I wanted to build a simple machine learning model with tensorflow so that I could understand the process of machine learning and be able do stuff myself.
The dataset that I decided to use are from kaggle.
https://www.kaggle.com/andonians/random-linear-regression/version/2
Since I'm a beginner I didn't want to divide the dataset into 2 parts, namely training and validation.
My code is as follows
train=train.reindex(np.random.permutation(train.index))
train['x']=train['x']/(train['x'].max())
train['y']=train['y']/(train['y'].max())
train_features=np.array(train[['x']])
train_label=np.array(train[['y']])
train_features=tf.convert_to_tensor(train_features)
train_label=tf.convert_to_tensor(train_label)
w=tf.convert_to_tensor(tf.Variable(tf.truncated_normal([1,700],mean=0.0,stddev=1.0,dtype=tf.float64)))
b=tf.convert_to_tensor(tf.Variable(tf.zeros(1,dtype=tf.float64)))
def cal(x,y):
prediction=tf.add(tf.matmul(w,x),b)
error=tf.reduce_mean(tf.square(y-prediction))
return [prediction,error]
y,cost=cal(train_features,train_label)
learning_rate=0.05
epochs=3000
init=tf.global_variables_initializer()
optimize=tf.train.GradientDescentOptimizer(learning_rate).minimize(cost)
with tf.Session() as sess:
sess.run(init)
for i in list(range(epochs)):
sess.run(optimize)
print(sess.run(cost))
But the output that I get is nan. nan all the way upto 3000 lines( epochs is 3000).

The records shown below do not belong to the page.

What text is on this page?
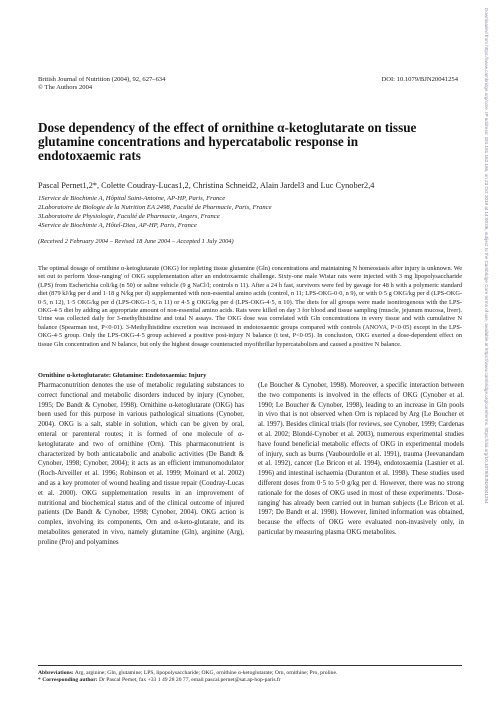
British Journal of Nutrition (2004), 92, 627–634	DOI: 10.1079/BJN20041254
© The Authors 2004
Dose dependency of the effect of ornithine α-ketoglutarate on tissue glutamine concentrations and hypercatabolic response in endotoxaemic rats
Pascal Pernet1,2*, Colette Coudray-Lucas1,2, Christina Schneid2, Alain Jardel3 and Luc Cynober2,4
1Service de Biochimie A, Hôpital Saint-Antoine, AP-HP, Paris, France
2Laboratoire de Biologie de la Nutrition EA 2498, Faculté de Pharmacie, Paris, France
3Laboratoire de Physiologie, Faculté de Pharmacie, Angers, France
4Service de Biochimie A, Hôtel-Dieu, AP-HP, Paris, France
(Received 2 February 2004 – Revised 18 June 2004 – Accepted 1 July 2004)
The optimal dosage of ornithine α-ketoglutarate (OKG) for repleting tissue glutamine (Gln) concentrations and maintaining N homeostasis after injury is unknown. We set out to perform 'dose-ranging' of OKG supplementation after an endotoxaemic challenge. Sixty-one male Wistar rats were injected with 3 mg lipopolysaccharide (LPS) from Escherichia coli/kg (n 50) or saline vehicle (9 g NaCl/l; controls n 11). After a 24 h fast, survivors were fed by gavage for 48 h with a polymeric standard diet (879 kJ/kg per d and 1·18 g N/kg per d) supplemented with non-essential amino acids (control, n 11; LPS-OKG-0·0, n 9), or with 0·5 g OKG/kg per d (LPS-OKG-0·5, n 12), 1·5 OKG/kg per d (LPS-OKG-1·5, n 11) or 4·5 g OKG/kg per d (LPS-OKG-4·5, n 10). The diets for all groups were made isonitrogenous with the LPS-OKG-4·5 diet by adding an appropriate amount of non-essential amino acids. Rats were killed on day 3 for blood and tissue sampling (muscle, jejunum mucosa, liver). Urine was collected daily for 3-methylhistidine and total N assays. The OKG dose was correlated with Gln concentrations in every tissue and with cumulative N balance (Spearman test, P<0·01). 3-Methylhistidine excretion was increased in endotoxaemic groups compared with controls (ANOVA, P<0·05) except in the LPS-OKG-4·5 group. Only the LPS-OKG-4·5 group achieved a positive post-injury N balance (t test, P<0·05). In conclusion, OKG exerted a dose-dependent effect on tissue Gln concentration and N balance, but only the highest dosage counteracted myofibrillar hypercatabolism and caused a positive N balance.
Ornithine α-ketoglutarate: Glutamine: Endotoxaemia: Injury
Pharmaconutrition denotes the use of metabolic regulating substances to correct functional and metabolic disorders induced by injury (Cynober, 1995; De Bandt & Cynober, 1998). Ornithine α-ketoglutarate (OKG) has been used for this purpose in various pathological situations (Cynober, 2004). OKG is a salt, stable in solution, which can be given by oral, enteral or parenteral routes; it is formed of one molecule of α-ketoglutarate and two of ornithine (Orn). This pharmaconutrient is characterized by both anticatabolic and anabolic activities (De Bandt & Cynober, 1998; Cynober, 2004); it acts as an efficient immunomodulator (Roch-Arveiller et al. 1996; Robinson et al. 1999; Moinard et al. 2002) and as a key promoter of wound healing and tissue repair (Coudray-Lucas et al. 2000). OKG supplementation results in an improvement of nutritional and biochemical status and of the clinical outcome of injured patients (De Bandt & Cynober, 1998; Cynober, 2004). OKG action is complex, involving its components, Orn and α-keto-glutarate, and its metabolites generated in vivo, namely glutamine (Gln), arginine (Arg), proline (Pro) and polyamines
(Le Boucher & Cynober, 1998). Moreover, a specific interaction between the two components is involved in the effects of OKG (Cynober et al. 1990; Le Boucher & Cynober, 1998), leading to an increase in Gln pools in vivo that is not observed when Orn is replaced by Arg (Le Boucher et al. 1997). Besides clinical trials (for reviews, see Cynober, 1999; Cardenas et al. 2002; Blondé-Cynober et al. 2003), numerous experimental studies have found beneficial metabolic effects of OKG in experimental models of injury, such as burns (Vaubourdolle et al. 1991), trauma (Jeevanandam et al. 1992), cancer (Le Bricon et al. 1994), endotoxaemia (Lasnier et al. 1996) and intestinal ischaemia (Duranton et al. 1998). These studies used different doses from 0·5 to 5·0 g/kg per d. However, there was no strong rationale for the doses of OKG used in most of these experiments. 'Dose-ranging' has already been carried out in human subjects (Le Bricon et al. 1997; De Bandt et al. 1998). However, limited information was obtained, because the effects of OKG were evaluated non-invasively only, in particular by measuring plasma OKG metabolites.
Abbreviations: Arg, arginine; Gln, glutamine; LPS, lipopolysaccharide; OKG, ornithine α-ketoglutarate; Orn, ornithine; Pro, proline.
* Corresponding author: Dr Pascal Pernet, fax +33 1 49 28 20 77, email pascal.pernet@sat.ap-hop-paris.fr
Downloaded from https://www.cambridge.org/core. IP address: 181.181.162.165, on 23 Oct 2019 at 14:09:06, subject to the Cambridge Core terms of use, available at https://www.cambridge.org/core/terms. https://doi.org/10.1079/BJN20041254
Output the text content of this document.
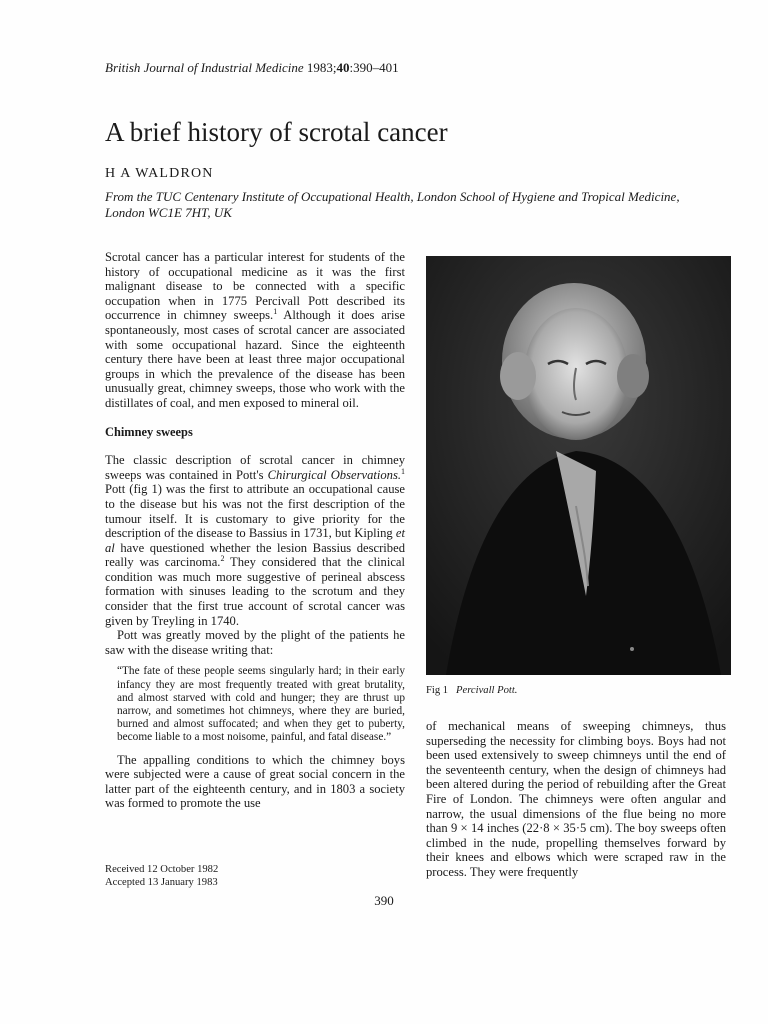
British Journal of Industrial Medicine 1983;40:390–401
A brief history of scrotal cancer
H A WALDRON
From the TUC Centenary Institute of Occupational Health, London School of Hygiene and Tropical Medicine, London WC1E 7HT, UK

Scrotal cancer has a particular interest for students of the history of occupational medicine as it was the first malignant disease to be connected with a specific occupation when in 1775 Percivall Pott described its occurrence in chimney sweeps.$^1$ Although it does arise spontaneously, most cases of scrotal cancer are associated with some occupational hazard. Since the eighteenth century there have been at least three major occupational groups in which the prevalence of the disease has been unusually great, chimney sweeps, those who work with the distillates of coal, and men exposed to mineral oil.

Chimney sweeps

The classic description of scrotal cancer in chimney sweeps was contained in Pott's Chirurgical Observations.$^1$ Pott (fig 1) was the first to attribute an occupational cause to the disease but his was not the first description of the tumour itself. It is customary to give priority for the description of the disease to Bassius in 1731, but Kipling et al have questioned whether the lesion Bassius described really was carcinoma.$^2$ They considered that the clinical condition was much more suggestive of perineal abscess formation with sinuses leading to the scrotum and they consider that the first true account of scrotal cancer was given by Treyling in 1740.

Pott was greatly moved by the plight of the patients he saw with the disease writing that:

“The fate of these people seems singularly hard; in their early infancy they are most frequently treated with great brutality, and almost starved with cold and hunger; they are thrust up narrow, and sometimes hot chimneys, where they are buried, burned and almost suffocated; and when they get to puberty, become liable to a most noisome, painful, and fatal disease.”

The appalling conditions to which the chimney boys were subjected were a cause of great social concern in the latter part of the eighteenth century, and in 1803 a society was formed to promote the use

Received 12 October 1982
Accepted 13 January 1983
Fig 1 Percivall Pott.

of mechanical means of sweeping chimneys, thus superseding the necessity for climbing boys. Boys had not been used extensively to sweep chimneys until the end of the seventeenth century, when the design of chimneys had been altered during the period of rebuilding after the Great Fire of London. The chimneys were often angular and narrow, the usual dimensions of the flue being no more than 9 × 14 inches (22·8 × 35·5 cm). The boy sweeps often climbed in the nude, propelling themselves forward by their knees and elbows which were scraped raw in the process. They were frequently

390
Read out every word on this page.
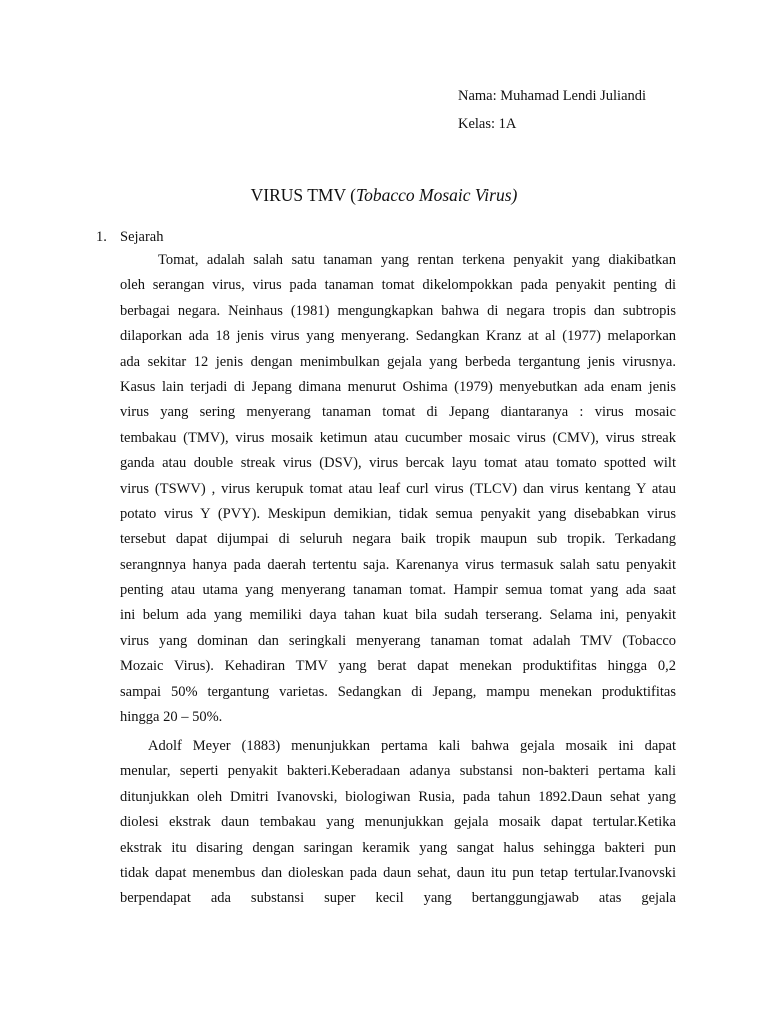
Nama: Muhamad Lendi Juliandi
Kelas: 1A
VIRUS TMV (Tobacco Mosaic Virus)
1. Sejarah
Tomat, adalah salah satu tanaman yang rentan terkena penyakit yang diakibatkan
oleh serangan virus, virus pada tanaman tomat dikelompokkan pada penyakit penting di
berbagai negara. Neinhaus (1981) mengungkapkan bahwa di negara tropis dan subtropis
dilaporkan ada 18 jenis virus yang menyerang. Sedangkan Kranz at al (1977) melaporkan
ada sekitar 12 jenis dengan menimbulkan gejala yang berbeda tergantung jenis virusnya.
Kasus lain terjadi di Jepang dimana menurut Oshima (1979) menyebutkan ada enam jenis
virus yang sering menyerang tanaman tomat di Jepang diantaranya : virus mosaic
tembakau (TMV), virus mosaik ketimun atau cucumber mosaic virus (CMV), virus streak
ganda atau double streak virus (DSV), virus bercak layu tomat atau tomato spotted wilt
virus (TSWV) , virus kerupuk tomat atau leaf curl virus (TLCV) dan virus kentang Y atau
potato virus Y (PVY). Meskipun demikian, tidak semua penyakit yang disebabkan virus
tersebut dapat dijumpai di seluruh negara baik tropik maupun sub tropik. Terkadang
serangnnya hanya pada daerah tertentu saja. Karenanya virus termasuk salah satu penyakit
penting atau utama yang menyerang tanaman tomat. Hampir semua tomat yang ada saat
ini belum ada yang memiliki daya tahan kuat bila sudah terserang. Selama ini, penyakit
virus yang dominan dan seringkali menyerang tanaman tomat adalah TMV (Tobacco
Mozaic Virus). Kehadiran TMV yang berat dapat menekan produktifitas hingga 0,2
sampai 50% tergantung varietas. Sedangkan di Jepang, mampu menekan produktifitas
hingga 20 – 50%.
Adolf Meyer (1883) menunjukkan pertama kali bahwa gejala mosaik ini dapat
menular, seperti penyakit bakteri.Keberadaan adanya substansi non-bakteri pertama kali
ditunjukkan oleh Dmitri Ivanovski, biologiwan Rusia, pada tahun 1892.Daun sehat yang
diolesi ekstrak daun tembakau yang menunjukkan gejala mosaik dapat tertular.Ketika
ekstrak itu disaring dengan saringan keramik yang sangat halus sehingga bakteri pun
tidak dapat menembus dan dioleskan pada daun sehat, daun itu pun tetap tertular.Ivanovski
berpendapat ada substansi super kecil yang bertanggungjawab atas gejala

I can't seem to figure out the reason. I even tried to run it without normalization i.e. without converting the values between 0 and 1. I have also decreased the learning rate to 0.0005. But it seems to have no effect.
Thanks in advance.
P.S.- I have not included the test set as I first want to train and see if it works. I will add it later.